2019-08-02

El verdadero tesoro

18º Domingo Ordinario - C

Lecturas:
Eclesiastés 1, 2; 2, 23
Salmo 89
Colosenses 3, 1-5. 9-11
Lucas 12, 13-21

Homilía


Las cuatro lecturas de este domingo siguen un hilo argumental que podríamos trazar eligiendo algunas frases de cada una. Todas ellas nos dan un baño de realismo acerca de la condición humana, y nos invitan a trascender ciertos límites y a aspirar a algo mejor. 

Empecemos por la primera, del libro del Eclesiastés o Qohélet. Es una exclamación muy conocida: Vanidad de vanidades, ¡todo es vanidad! Y sigue lamentándose el autor de que todo esfuerzo, toda sabiduría y logros humanos, cuando llega la muerte, ¿de qué le sirven al hombre?

Seguimos con el salmo 89: la vida del hombre es efímera y caduca, Tú reduces el hombre a polvo… Mil años en tu presencia son un ayer que pasó, una vela nocturna. Ante la pequeñez de nuestra vida, el salmista pide a Dios que le dé sabiduría para calcular nuestros años. Y también pide que confirme la obra de nuestras manos. Pues sin el sostén de Dios, ¿qué es nuestra vida? Apenas un soplo.

Saltamos al evangelio, y Jesús nos cuenta una parábola en esta misma línea. Un hombre emprendedor recoge una gran cosecha y planea construir un almacén para especular con sus ganancias y hacerse rico. Esa noche, en sueños, Dios le habla: ¡Necio! Esta noche te reclamarán el alma. ¿De quién será todo lo que has acumulado?

Finalmente, la carta de san Pablo, que es el escrito más reciente, concluye diciendo que lo sabio no es acumular riquezas terrenas, sino atesorar bienes en el cielo: Puesto que habéis resucitado con Cristo, aspirad a los bienes de arriba, no a los de la tierra. Nuestra vida, como cristianos, está escondida en Dios. Se ha revestido de divinidad y ya no tiene sus raíces en el mundo, sino en el cielo.

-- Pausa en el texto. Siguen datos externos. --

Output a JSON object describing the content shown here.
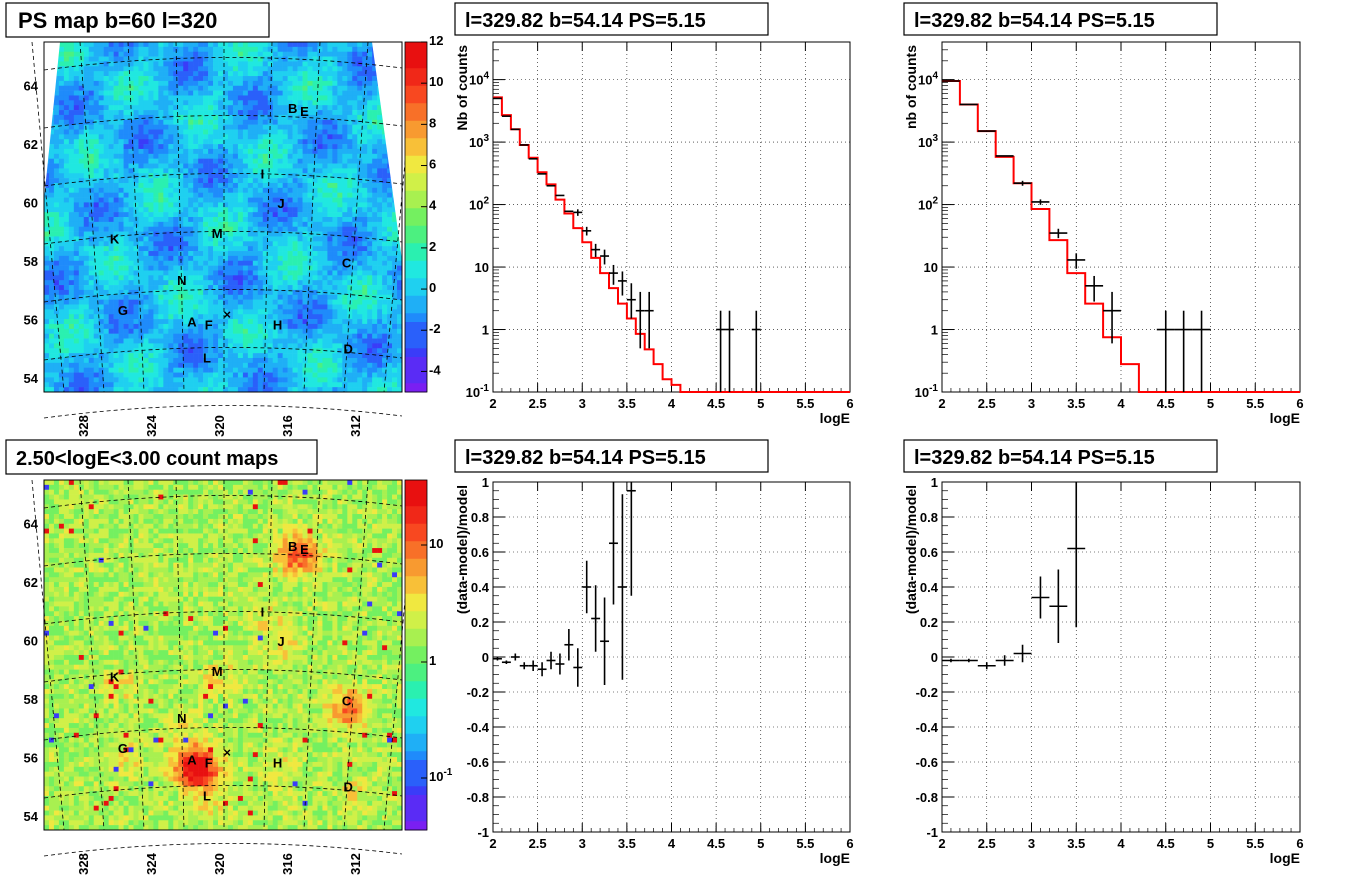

Estas lecturas nos están invitando a rechazar lo que todo el mundo persigue de manera obsesiva: riqueza material, bienestar, prestigio, conocimientos, honor… Todo eso que para san Pablo ya no vale nada, comparado con Cristo. Los críticos dirían que se nos está invitando a negar la vida, a rechazar el disfrute de las cosas, a vivir pendientes de un más allá despreciando el valor del aquí y el ahora… Si entendemos mal estos escritos, es verdad que podríamos caer en un espiritualismo descarnado y falto de realismo, o en una doble moral. Por un lado, despreciamos el mundo y el dinero, pero por otro, como no podemos prescindir de los bienes materiales y nos gusta tener buena reputación, actuamos como el resto de la gente, con lo cual terminamos siendo hipócritas y divididos.

Ni Jesús, ni Pablo ni los autores bíblicos nos dicen que flotemos en el aire, pensando en el futuro cielo, y que ignoremos las realidades terrenas. Al contrario, la vida terrena, el cuerpo, la salud y el alimento, son dones que debemos gestionar bien, y Jesús, con sus milagros y la oración que nos enseñó, mostró su importancia. Pero lo que se nos dice aquí es que no vivamos esclavizados a las cosas. Los medios para vivir son buenos, pero como medios, no como fin y meta de nuestra vida. Necesitamos comer para vivir, pero no vivimos para comer. Necesitamos dinero para sobrevivir, pero no lo adoramos ni lo ponemos en el centro de nuestra vida. Porque, a fin de cuentas, ¿qué es lo que de verdad nos enriquece? ¿Qué es lo único que nos llevaremos a la otra vida, después de morir? ¿Qué es lo que hace grande, profunda y hermosa nuestra vida? Ni herencias, ni bienes, ni títulos, ni honores. Desnudos de todo, nuestro único tesoro será lo que hemos amado y las personas, pocas o muchas, que han llenado nuestro corazón. Eso será lo que contará, al otro lado. Esos son los bienes que, ya en la tierra, nos permiten vivir de otra manera, no atados a las preocupaciones, sino libres para amar, para ser creativos, para compartir lo mejor de nosotros mismos. Son esos bienes del cielo que no caducan ni se los come la carcoma. Que no se gastan, como el dinero, ni desaparecen. Son esos bienes los que nos permiten empezar a vivir el cielo ya aquí en la tierra.